Taxpayer dollars should be used to advance the public good, not to bankroll lobbyists who advocate against taxpayers’ interests.
Taxpayer-funded lobbying is when political subdivisions such as counties, cities and school districts, pay lobbyists with money they have received from taxes. This can include membership fees in government sector lobbying associations like the Iowa League of Cities, Iowa Association of Counties, and the Iowa Association of School Boards. It can also include local governments hiring and contracting with lobbyists directly. For instance, in 2022 Linn, Marion, and Polk counties spent a combined $190,000 on lobbying.
Taxpayers may not realize that local governments, that is, cities, counties, and school boards, have lobbyists who are paid with property tax dollars. Whether these lobbyists are acting in the interests of the taxpayer or the government entity they represent is an important question.

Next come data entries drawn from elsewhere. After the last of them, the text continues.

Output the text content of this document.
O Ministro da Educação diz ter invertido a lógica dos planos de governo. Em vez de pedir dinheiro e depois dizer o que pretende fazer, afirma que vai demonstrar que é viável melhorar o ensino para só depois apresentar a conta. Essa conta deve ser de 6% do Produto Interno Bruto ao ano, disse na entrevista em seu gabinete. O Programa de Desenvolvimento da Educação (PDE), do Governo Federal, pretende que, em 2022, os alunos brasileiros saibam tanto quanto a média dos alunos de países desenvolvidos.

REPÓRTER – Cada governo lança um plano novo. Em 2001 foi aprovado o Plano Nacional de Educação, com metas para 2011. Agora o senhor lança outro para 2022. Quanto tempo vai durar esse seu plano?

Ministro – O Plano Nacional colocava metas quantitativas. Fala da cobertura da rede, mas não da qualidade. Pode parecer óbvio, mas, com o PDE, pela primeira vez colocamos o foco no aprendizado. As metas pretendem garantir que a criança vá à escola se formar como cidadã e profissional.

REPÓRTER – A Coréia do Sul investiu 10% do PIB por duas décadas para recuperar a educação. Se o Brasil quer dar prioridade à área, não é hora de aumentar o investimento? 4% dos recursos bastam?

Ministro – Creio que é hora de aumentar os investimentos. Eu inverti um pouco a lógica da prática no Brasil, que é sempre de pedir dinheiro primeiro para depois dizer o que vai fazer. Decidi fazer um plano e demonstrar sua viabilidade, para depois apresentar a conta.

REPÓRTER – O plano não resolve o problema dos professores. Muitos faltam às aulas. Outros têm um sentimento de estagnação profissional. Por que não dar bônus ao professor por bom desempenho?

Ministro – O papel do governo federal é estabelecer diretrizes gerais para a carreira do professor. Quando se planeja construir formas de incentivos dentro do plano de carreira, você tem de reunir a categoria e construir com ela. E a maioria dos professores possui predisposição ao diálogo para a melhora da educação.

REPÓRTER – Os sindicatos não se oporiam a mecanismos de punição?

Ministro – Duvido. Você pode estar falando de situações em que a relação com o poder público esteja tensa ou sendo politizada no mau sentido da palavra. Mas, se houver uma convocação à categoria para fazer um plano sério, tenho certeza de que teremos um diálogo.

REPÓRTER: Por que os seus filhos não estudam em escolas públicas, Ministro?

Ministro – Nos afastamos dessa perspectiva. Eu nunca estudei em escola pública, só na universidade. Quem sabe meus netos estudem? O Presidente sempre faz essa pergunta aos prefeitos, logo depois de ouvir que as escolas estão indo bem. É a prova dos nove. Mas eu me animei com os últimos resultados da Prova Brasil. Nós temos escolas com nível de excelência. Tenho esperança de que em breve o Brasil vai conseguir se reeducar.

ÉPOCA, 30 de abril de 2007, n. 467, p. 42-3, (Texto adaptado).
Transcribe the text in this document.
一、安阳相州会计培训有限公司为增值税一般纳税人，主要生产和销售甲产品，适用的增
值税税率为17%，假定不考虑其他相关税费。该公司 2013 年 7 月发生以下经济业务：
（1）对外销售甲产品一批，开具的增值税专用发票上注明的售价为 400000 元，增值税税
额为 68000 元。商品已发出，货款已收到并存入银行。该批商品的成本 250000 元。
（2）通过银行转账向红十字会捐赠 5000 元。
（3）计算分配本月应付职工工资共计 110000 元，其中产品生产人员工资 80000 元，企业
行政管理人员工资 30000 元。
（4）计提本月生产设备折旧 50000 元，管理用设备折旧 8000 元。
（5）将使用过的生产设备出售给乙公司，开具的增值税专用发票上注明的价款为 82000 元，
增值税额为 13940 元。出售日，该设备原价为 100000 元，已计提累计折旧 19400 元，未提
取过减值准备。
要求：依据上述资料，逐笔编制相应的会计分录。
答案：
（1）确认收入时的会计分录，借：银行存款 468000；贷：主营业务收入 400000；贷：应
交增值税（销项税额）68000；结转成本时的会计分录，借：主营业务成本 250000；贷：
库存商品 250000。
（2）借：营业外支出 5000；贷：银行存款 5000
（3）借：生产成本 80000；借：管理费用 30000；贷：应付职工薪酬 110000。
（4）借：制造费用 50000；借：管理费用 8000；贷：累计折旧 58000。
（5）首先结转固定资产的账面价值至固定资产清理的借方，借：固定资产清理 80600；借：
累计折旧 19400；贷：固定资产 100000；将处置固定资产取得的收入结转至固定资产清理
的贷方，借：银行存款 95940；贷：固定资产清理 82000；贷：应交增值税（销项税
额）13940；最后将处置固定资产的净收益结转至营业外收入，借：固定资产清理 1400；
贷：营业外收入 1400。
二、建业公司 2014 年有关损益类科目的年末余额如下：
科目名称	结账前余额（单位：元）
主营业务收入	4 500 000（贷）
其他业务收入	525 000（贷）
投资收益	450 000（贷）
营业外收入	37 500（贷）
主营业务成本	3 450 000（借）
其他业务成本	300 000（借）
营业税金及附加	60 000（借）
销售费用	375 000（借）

Many local governments opposed the 2019 property tax accountability and transparency bill, and they tried to influence legislators to vote against it. While legislators faced pressure from local officials to oppose the reform, many of their constituents demanded its passage. During this debate, taxpayers were forced to fund lobbyists working on behalf of the local government officials who opposed their interests.
Considerations of fairness and morality suggest that taxpayer dollars should not be used to pay for lobbying. For instance, the League of Cities, the School Board Association, and the Iowa State Association of Counties, among other organizations, would almost certainly oppose any truth-in-taxation or spending limitation bill.
Local communities already have a voice in state government — their elected representatives – and local government officials can communicate directly with them without using taxpayer dollars to finance lobbyists. By eliminating both a budget line and a class of advocates paid to increase government revenue, prohibiting the use of taxpayer-funded lobbying would provide property tax relief in multiple ways.
This piece is part of an upcoming comprehensive Iowa property tax tool kit.